With the two and a half packs of cookies I had in my desk drawer, the three oranges in my dresser, and that bottle of wine I could make it two days, maybe three. But if C brought me groceries and hoisted them up through some sort of basket-and-rope rigging, I could make it for weeks, conceivably. Maybe three weeks, if C didn’t forget about me or find someone new. B would give up long before that. She would find someone else to get close to, someone like me with an open room in their apartment, or maybe she would move out and get a job. It could be exactly the push she needed to step out into the world and take her place as a productive member of society. And I could walk out years later, fresh and rested, into an apartment that had been occupied and abandoned again and again, occupied and abandoned enough times that my name and story would have become legendary and then been forgotten several times over.

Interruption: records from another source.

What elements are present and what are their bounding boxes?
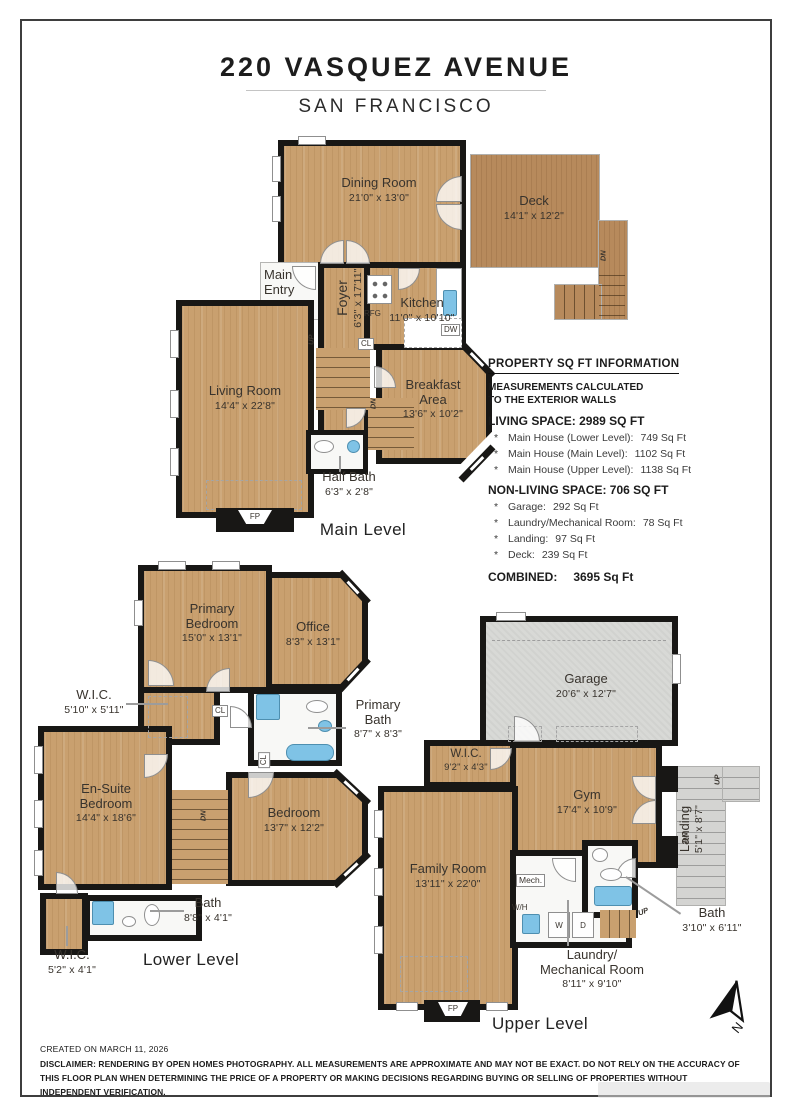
page-subtitle: SAN FRANCISCO: [0, 96, 792, 118]
window: [158, 561, 186, 570]
sink-icon: [122, 916, 136, 927]
bullet: *: [494, 501, 501, 513]
breakfast-label: Breakfast Area 13'6" x 10'2": [392, 378, 474, 421]
page-title: 220 VASQUEZ AVENUE: [0, 52, 792, 83]
deck-stairs-treads: [599, 266, 625, 316]
room-wic-2: [40, 893, 88, 955]
stairs-dn-tag: DN: [682, 832, 690, 843]
sqft-item: *Main House (Lower Level):749 Sq Ft: [488, 432, 766, 444]
item-label: Garage:: [508, 501, 546, 513]
laundry-sink-icon: [522, 914, 540, 934]
item-label: Laundry/Mechanical Room:: [508, 517, 636, 529]
label-leader: [126, 703, 168, 705]
refrigerator-tag: RFG: [364, 310, 381, 318]
window: [396, 1002, 418, 1011]
window: [486, 1002, 508, 1011]
closet-tag: CL: [358, 338, 374, 350]
garage-door-line: [492, 640, 666, 641]
dining-label: Dining Room 21'0" x 13'0": [340, 176, 418, 204]
sqft-item: *Deck:239 Sq Ft: [488, 549, 766, 561]
window: [170, 330, 179, 358]
deck-label: Deck 14'1" x 12'2": [494, 194, 574, 222]
main-entry-label: Main Entry: [258, 268, 316, 297]
sqft-note-2: TO THE EXTERIOR WALLS: [488, 394, 766, 407]
item-value: 78 Sq Ft: [643, 517, 683, 529]
water-heater-tag: W/H: [512, 904, 528, 912]
window: [496, 612, 526, 621]
item-label: Main House (Main Level):: [508, 448, 628, 460]
item-value: 749 Sq Ft: [640, 432, 686, 444]
halfbath-label: Half Bath 6'3" x 2'8": [299, 470, 399, 498]
bullet: *: [494, 549, 501, 561]
garage-outline: [556, 726, 638, 742]
watermark: [598, 1082, 770, 1098]
window: [34, 850, 43, 876]
stairs-dn-tag: DN: [200, 810, 208, 821]
shower-icon: [256, 694, 280, 720]
deck-stairs: [554, 284, 602, 320]
item-label: Deck:: [508, 549, 535, 561]
window: [170, 390, 179, 418]
nonliving-space-title: NON-LIVING SPACE: 706 SQ FT: [488, 483, 766, 497]
rug-outline: [400, 956, 468, 992]
window: [34, 746, 43, 774]
bullet: *: [494, 517, 501, 529]
stairs-lower: [172, 790, 228, 884]
bullet: *: [494, 464, 501, 476]
living-label: Living Room 14'4" x 22'8": [196, 384, 294, 412]
closet-tag: CL: [258, 752, 270, 768]
ensuite-label: En-Suite Bedroom 14'4" x 18'6": [58, 782, 154, 825]
wic3-label: W.I.C. 9'2" x 4'3": [432, 748, 500, 774]
window: [672, 654, 681, 684]
sink-icon: [318, 720, 332, 732]
sqft-header: PROPERTY SQ FT INFORMATION: [488, 358, 679, 374]
living-space-title: LIVING SPACE: 2989 SQ FT: [488, 414, 766, 428]
window: [374, 868, 383, 896]
sqft-item: *Laundry/Mechanical Room:78 Sq Ft: [488, 517, 766, 529]
item-value: 292 Sq Ft: [553, 501, 599, 513]
sqft-item: *Main House (Upper Level):1138 Sq Ft: [488, 464, 766, 476]
stairs-main-up: [316, 348, 370, 410]
primary-bedroom-label: Primary Bedroom 15'0" x 13'1": [166, 602, 258, 645]
item-label: Landing:: [508, 533, 548, 545]
label-leader: [66, 926, 68, 946]
gym-label: Gym 17'4" x 10'9": [548, 788, 626, 816]
item-label: Main House (Lower Level):: [508, 432, 633, 444]
mechanical-tag: Mech.: [516, 874, 545, 887]
created-date: CREATED ON MARCH 11, 2026: [40, 1044, 168, 1054]
sqft-info-panel: PROPERTY SQ FT INFORMATION MEASUREMENTS …: [488, 354, 766, 584]
window: [298, 136, 326, 145]
sqft-item: *Landing:97 Sq Ft: [488, 533, 766, 545]
bullet: *: [494, 432, 501, 444]
closet-tag: CL: [212, 705, 228, 717]
toilet-icon: [306, 700, 328, 713]
upper-level-caption: Upper Level: [460, 1014, 620, 1034]
lower-level-caption: Lower Level: [111, 950, 271, 970]
window: [374, 810, 383, 838]
wic1-label: W.I.C. 5'10" x 5'11": [52, 688, 136, 716]
bath-lower-label: Bath 8'8" x 4'1": [178, 896, 238, 924]
title-divider: [246, 90, 546, 91]
deck-dn-tag: DN: [600, 250, 608, 261]
shower-icon: [594, 886, 632, 906]
sqft-item: *Garage:292 Sq Ft: [488, 501, 766, 513]
item-value: 97 Sq Ft: [555, 533, 595, 545]
toilet-icon: [144, 904, 160, 926]
office-label: Office 8'3" x 13'1": [282, 620, 344, 648]
north-compass-icon: N: [698, 976, 762, 1042]
garage-label: Garage 20'6" x 12'7": [540, 672, 632, 700]
sink-icon: [347, 440, 360, 453]
foyer-label: Foyer 6'3" x 17'11": [330, 243, 370, 353]
window: [272, 156, 281, 182]
item-value: 1102 Sq Ft: [635, 448, 686, 460]
primary-bath-label: Primary Bath 8'7" x 8'3": [344, 698, 412, 741]
laundry-label: Laundry/ Mechanical Room 8'11" x 9'10": [512, 948, 672, 991]
combined-total: COMBINED:3695 Sq Ft: [488, 570, 766, 584]
toilet-icon: [600, 868, 622, 881]
dishwasher-tag: DW: [441, 324, 460, 336]
landing-label: Landing 5'1" x 8'7": [675, 774, 709, 884]
shower-icon: [92, 901, 114, 925]
toilet-icon: [314, 440, 334, 453]
label-leader: [308, 727, 346, 729]
item-label: Main House (Upper Level):: [508, 464, 633, 476]
bathtub-icon: [286, 744, 334, 761]
bullet: *: [494, 448, 501, 460]
stairs-up-tag: UP: [713, 775, 721, 785]
rug-outline: [206, 480, 302, 510]
window: [374, 926, 383, 954]
wic2-label: W.I.C. 5'2" x 4'1": [34, 948, 110, 976]
sink-icon: [592, 848, 608, 862]
bedroom-label: Bedroom 13'7" x 12'2": [258, 806, 330, 834]
window: [134, 600, 143, 626]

But if I was in here alone for weeks, C would forget about me, too. I could sneak him in through the window for visits: there was a fire ladder to the roof on one side and a large tree on another. My last boyfriend used to come up like that sometimes to be cute. The noise he made when he knocked on the loose panes of the window was terrifying. But C wouldn’t climb the tree because he wouldn’t support my desire to stay forever, together, in my room. He’d argue with me, probably, from his spot on the ground, and in doing so, he’d completely give away my hiding spot. I’d have to do without him. I’d send him naked photos of myself in Photoshop-ready positions. He could use his graphic design skills to copy-and-paste himself in there next to me, behind me, whatever. We could have evidence of our congress even if we couldn’t have the congress itself. But C wouldn’t bother with the photos: his desire was a spotlight, shining with impressive intensity and focus, but only on the thing right in front of him. I was barely able to get him to return a text message, even the dirty ones.